What you’ll fall in love with:

The casual observer may find this area a bit drab, but there is a distinct Toronto aesthetic that is beautiful to locals. At Blood Brothers Brewing you can take home some of the best beer in the city, or spend the night playing pinball and dining on thin-crust pizza at The Greater Good bar and pizzeria. The Gem Bar & Grill is a retro, vinyl-spinning watering hole with a little patio that comes alive in the summer months; it has the appeal of a neighbourhood bar that’s been open for as long as anyone can remember.
Dark Horse Espresso has opened up a bakery, where you can grab a delicious cappuccino, cookie or croissant and relax with a book. Action Potential Lab is a very cool community centre that hosts science and art workshops for kids and adults alike; summon your inner Picasso or Einstein and expand your horizons. While there are plenty of great cafés and restaurants in the neighbourhood, there’s not much in the way of retail. If you’re looking to do serious shopping, you’ll want to head down to Ossington, Queen West or the Eaton Centre.

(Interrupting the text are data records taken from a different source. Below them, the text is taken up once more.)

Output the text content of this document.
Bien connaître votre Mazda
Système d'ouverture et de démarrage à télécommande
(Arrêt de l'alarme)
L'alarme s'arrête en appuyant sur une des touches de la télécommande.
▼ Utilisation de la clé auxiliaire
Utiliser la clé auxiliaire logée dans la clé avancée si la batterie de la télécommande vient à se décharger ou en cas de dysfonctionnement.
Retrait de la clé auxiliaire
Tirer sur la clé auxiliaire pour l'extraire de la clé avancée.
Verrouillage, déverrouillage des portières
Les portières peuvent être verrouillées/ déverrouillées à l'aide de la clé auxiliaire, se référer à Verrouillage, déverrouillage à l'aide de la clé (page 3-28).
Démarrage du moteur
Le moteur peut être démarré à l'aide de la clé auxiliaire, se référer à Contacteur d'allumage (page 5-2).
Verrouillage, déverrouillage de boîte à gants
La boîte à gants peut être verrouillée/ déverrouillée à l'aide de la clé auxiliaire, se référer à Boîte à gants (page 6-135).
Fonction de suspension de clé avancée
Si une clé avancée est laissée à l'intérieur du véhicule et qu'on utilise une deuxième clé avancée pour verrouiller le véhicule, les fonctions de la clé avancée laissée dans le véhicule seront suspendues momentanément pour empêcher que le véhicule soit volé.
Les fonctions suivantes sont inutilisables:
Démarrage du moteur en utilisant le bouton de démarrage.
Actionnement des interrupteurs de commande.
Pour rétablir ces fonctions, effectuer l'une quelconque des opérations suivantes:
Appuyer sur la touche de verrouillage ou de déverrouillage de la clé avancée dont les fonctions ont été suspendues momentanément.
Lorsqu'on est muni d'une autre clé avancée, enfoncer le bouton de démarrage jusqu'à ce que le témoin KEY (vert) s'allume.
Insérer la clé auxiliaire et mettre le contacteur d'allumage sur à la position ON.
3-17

The neighbourhood of Davenport stretches from Bathurst in the east, and across to Lansdowne in  the west, between Davenport Road and the CN rail line. A longstanding working-class neighbourhood owing to the high number of factories from previous decades, Davenport is home to many Italian, Vietnamese and Portuguese families who have made proud homes from modest houses. Gentrification has brought sleek townhouses and wealthy professionals to the neighbourhood, too, but there remains a stretch from Christie to Shaw that hosts co-op and low-income housing and accommodations for senior citizens as well. Davenport, like many central-west neighbourhoods, is a diverse cultural and socio-economic mix.

House style:

The majority of properties available in Davenport are condo townhouses – often on the sites of former factories and warehouses. Freehold properties are predominantly semi-detached units with the occasional detached home, and there are a few classic townhouses as well. Architecturally, Davenport is a blend of English Cottage, Edwardian and Tudor-style homes with fantastic curb appeal. Houses tend to be slightly more affordable than homes to the east near Casa Loma.


The average price of a home in Davenport is about $805,000, though some of the larger, fully detached houses on side streets can sell for up to $2 million. The average price for a condo is $636,000. The average cost to rent a home is $3,160 per month.

Local schools:

Slightly north of Davenport between Ossington and Dufferin, you’ll find Winona Drive Senior Public School, as well as Oakwood Collegiate Institute. The latter provides many specialized programs, including extended French, and high-skills majors in arts and culture as well as sports, plus programs for individuals with learning disabilities. You’ll also find The Japanese School of Toronto in Davenport, and several other Catholic and junior schools.

The commute:

Buses run along all the major north/south streets if you need to get to the Bloor line for your commute. By TTC, it should take 30 minutes to reach Union Station. Bike lanes along Davenport make it easy to ride east or west, with Davenport careening south towards downtown east of Spadina. The drive to Union will take you 20 minutes in good traffic, straight down Avenue Road to University.

A little bit of history:

Davenport Road traces a path historically used as a portaging route by First Nations tribes and the French-Canadian voyageurs. In the early 19th century, Davenport was subdivided into farmlands, and an early settler – ensign John McGill – named his home Davenport based upon the French word dauen-port:  the town on the trickling stream.


We’re a little stuck to find a downside!